A) (Boris Balacheff) In terms of the quality of the security features we provide, verifying and demonstrating that the security features are working well is also a challenge in security. As a matter of fact, in the cases of TPM and TCG Group, we have tried to make various related programs. And not all TPMs are certified. However, HP only ships certified products. The review committee is also reviewing whether our assertions about security are well supported.
In addition to the standard, it is not easy to prove the security features that we have differentiated, but we know that security is important at the hardware level. For instance, in the case of the 'HP SureStart' function, it is being certified by an external certification authority for microcontrollers and endpoint security controllers that are used to the function. In fact, in the position of an innovative company or leader in the industry, there are difficulties such as the burden of representing cutting-edge technology on behalf of the industry. It is also important to showcase new features and help industry follow.

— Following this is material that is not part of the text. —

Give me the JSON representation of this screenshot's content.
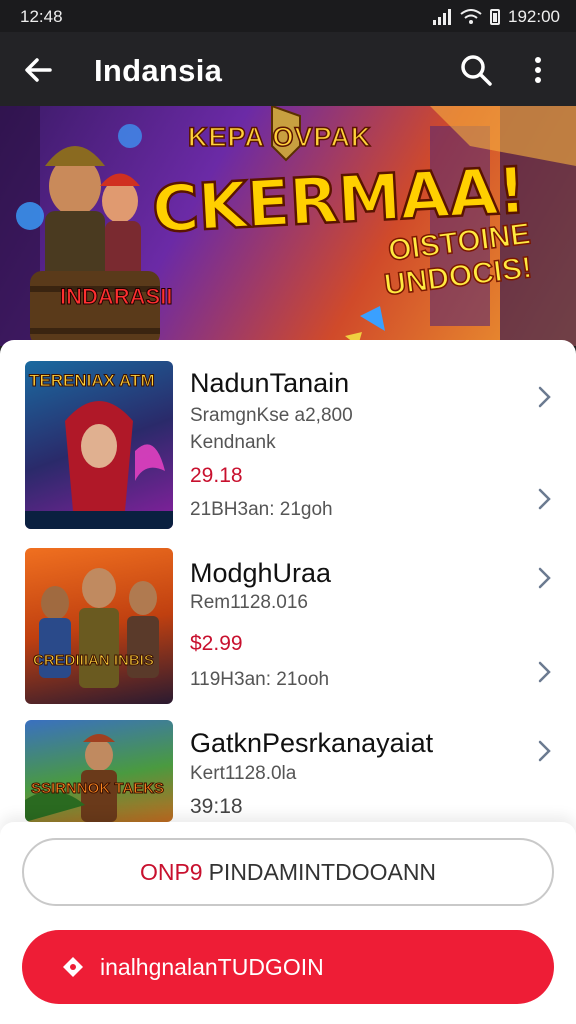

Although the process of the authentication is slow, it is slow and costly. But I think there may be other options besides the certification. HP also has internal processes for security technology, testing, and evaluation. Testing through external agencies is also important. In addition, HP announced the industry's first 'Bug Bounty' program for printers a few months ago. Because we have put a lot of effort into internal security technology, investment and development, we now think it is important to include outside experts. HP is testing more robust platforms internally. Nonetheless, HP believes certification is also very significant.